All the more reason to stay clear of faith (belief on bad or no evidence) and consider rational justification (belief on independently verifiable evidence) important.
There is nothing irrational about avoiding that which G-d has made unlawful
Except for the fact that there is zero evidence that there is a god and even if there is, there is zero evidence that the claims about what he / she / it made unlawfull actually comes from him / her / it.
It's as irrational as avoiding that which the extra-dimensional unicorn, or any other unfalsifiable and unsupportable entity, has "made unlawfull".
There is nothing irrational about establishing worship, which brings order into our lives, and G-d's help.
Except when it's done on bad or no evidence. Which incidentally is the case for all religions.
Evil is defined in a general sense, by what it is not—the opposite or absence of good.

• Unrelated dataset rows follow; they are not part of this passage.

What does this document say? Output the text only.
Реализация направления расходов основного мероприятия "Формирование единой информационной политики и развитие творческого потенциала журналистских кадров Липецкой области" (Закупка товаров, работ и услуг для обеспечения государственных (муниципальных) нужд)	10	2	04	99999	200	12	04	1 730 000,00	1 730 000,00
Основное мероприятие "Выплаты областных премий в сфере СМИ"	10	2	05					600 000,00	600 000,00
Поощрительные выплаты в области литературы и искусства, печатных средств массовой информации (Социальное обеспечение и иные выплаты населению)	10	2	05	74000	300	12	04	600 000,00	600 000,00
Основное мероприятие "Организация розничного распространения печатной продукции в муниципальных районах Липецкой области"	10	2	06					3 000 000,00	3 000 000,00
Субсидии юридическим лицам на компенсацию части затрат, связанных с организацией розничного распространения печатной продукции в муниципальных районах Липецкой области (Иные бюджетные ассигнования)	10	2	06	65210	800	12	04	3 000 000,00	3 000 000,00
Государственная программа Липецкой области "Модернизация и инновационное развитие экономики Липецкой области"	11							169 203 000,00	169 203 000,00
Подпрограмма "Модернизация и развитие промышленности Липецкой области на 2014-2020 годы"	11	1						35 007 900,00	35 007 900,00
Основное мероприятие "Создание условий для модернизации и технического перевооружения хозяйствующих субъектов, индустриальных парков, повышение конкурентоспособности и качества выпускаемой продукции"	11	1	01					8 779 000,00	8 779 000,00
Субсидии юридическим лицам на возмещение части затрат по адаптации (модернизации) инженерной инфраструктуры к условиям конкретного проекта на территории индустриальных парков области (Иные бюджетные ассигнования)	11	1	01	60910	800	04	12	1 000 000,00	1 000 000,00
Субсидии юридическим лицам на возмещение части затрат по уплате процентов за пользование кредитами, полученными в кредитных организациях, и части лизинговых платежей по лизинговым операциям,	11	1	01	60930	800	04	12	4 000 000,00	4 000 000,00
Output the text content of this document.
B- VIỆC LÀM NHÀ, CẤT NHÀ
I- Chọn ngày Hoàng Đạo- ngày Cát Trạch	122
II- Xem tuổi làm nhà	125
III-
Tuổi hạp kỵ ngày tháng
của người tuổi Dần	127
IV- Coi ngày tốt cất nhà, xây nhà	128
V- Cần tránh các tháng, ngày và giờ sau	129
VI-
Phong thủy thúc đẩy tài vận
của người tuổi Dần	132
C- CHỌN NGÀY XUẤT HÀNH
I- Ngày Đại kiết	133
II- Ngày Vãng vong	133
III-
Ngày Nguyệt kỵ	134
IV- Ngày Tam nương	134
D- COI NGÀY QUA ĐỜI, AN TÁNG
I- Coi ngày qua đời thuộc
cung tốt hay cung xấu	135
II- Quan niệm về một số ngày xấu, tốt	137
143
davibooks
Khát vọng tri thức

It can be an extremely broad concept, although in everyday usage it is often more narrowly used to talk about profound wickedness.
I observe that people are capable of evil, and have experienced temptation myself.
Why deny the truth?
Far more people don't engage in "evil" then those that do.
The vast majority of people do not rape, murder, steal, mutilate, abuse, ....
So to say that humans have a "natural inclination" to do evil, is just demonstrably incorrect.
If it were true, most people would engage in evil.
But most don't.
It's one of those things religions tend to say to put humans on a guilt trip and have them kneel down to whatever god the religion in question is claiming.